Ecco che in quel «niente» era contenuto un mondo di emozioni, quello che sta alla base di ogni conflitto e che quel «non rappresenta niente per me» risulta ora chiaramente riferito alla persona e non all’atleta Federica Pellegrini. Evidentemente per questo ragazzo di 23 anni contavano e contano di più l’umanità ed il rispetto dei colleghi che non le loro capacità atletiche. E dentro a quel «Non è mai venuta a dirmi una parola. Si fa i fatti suoi» noi, che di comunicazione ci occupiamo, abbiamo avuto l’ennesima, stupenda, conferma che all’apice dei bisogni umani (come ben ci ha insegnato Maslow, con la sua ormai famosa piramide), c’è un’unica cosa: il desiderio di essere riconosciuti, visti, ascoltati.
Ceccon l’avrebbe apprezzato nei tanti momenti passati in piscina con lei o nelle gare olimpiche che li vedevano pur sempre e comunque affiancati come colleghi. Un desiderio che accomuna la maggior parte di noi ed anche la stessa «Divina» Pellegrini che di fronte a questo «affondo», replicando con un lapidario «incommentabile», dimostra di provare la stessa identica necessità di essere riconosciuta nella Sua grandezza di atleta e nel ruolo che sente di incarnare. La sua divinità improvvisamente incrinata mostra al pubblico una donna diversa dall’immagine che si è costruita. Reagisce con un «incommentabile» che, lungi dal non dire nulla, commenta benissimo la sua sofferenza, la sua disapprovazione ed il suo disappunto, allontanandola da qualsiasi forma di empatia che la avvicinerebbe, umanamente, al collega e la porterebbe a cercare di riconoscere quello che il giovane ha provato ed ha onestamente e coraggiosamente espresso.
A suggellare questo fallito rispecchiamento empatico arriva poi il coniuge di Pellegrini che, per mostrare la sua lealtà coniugale, dice la sua su Instragram attraverso un incredibile paradosso. «Il rispetto è il valore fondamentale alla base dello sport e della vita. Se non ce l’hai, puoi anche aver vinto le Olimpiadi, ma per me vali zero. Questo è tutto quello che ho da dire sull’argomento». Una frase che esprime un concetto perfettamente simmetrico a quello di Ceccon.

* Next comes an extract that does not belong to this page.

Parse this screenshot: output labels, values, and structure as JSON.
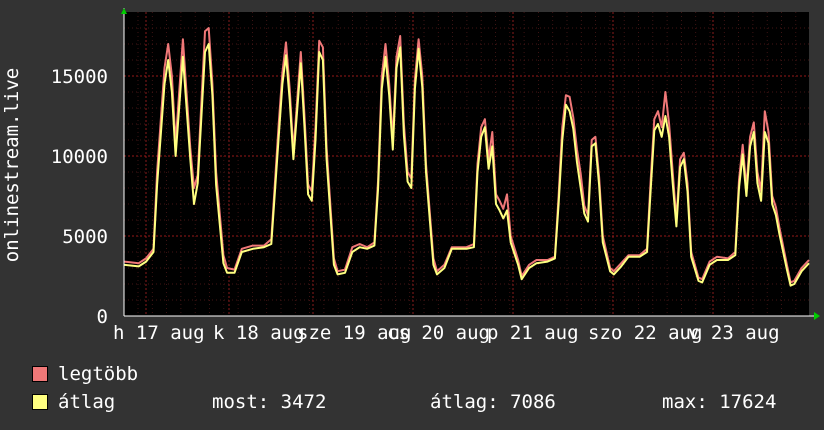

Una frase che con quel «per me vali zero» replica il «niente» di Ceccon. Una vicenda, insomma, così emblematica ed illuminante per questa rubrica alla quale non si poteva restare indifferenti, ponendola come fulgido esempio dei meccanismi sottostanti alla comunicazione e, soprattutto, alla meccanica del conflitto.
Appare chiaro quindi come la parola, pronunciata e scagliata, come una freccia, fuori da un rumoroso silenzio interiore, attraverso un «niente» che è invece un «tutto», cade irrimediabilmente stabile ed inamovibile sul palcoscenico della Vita dei protagonisti.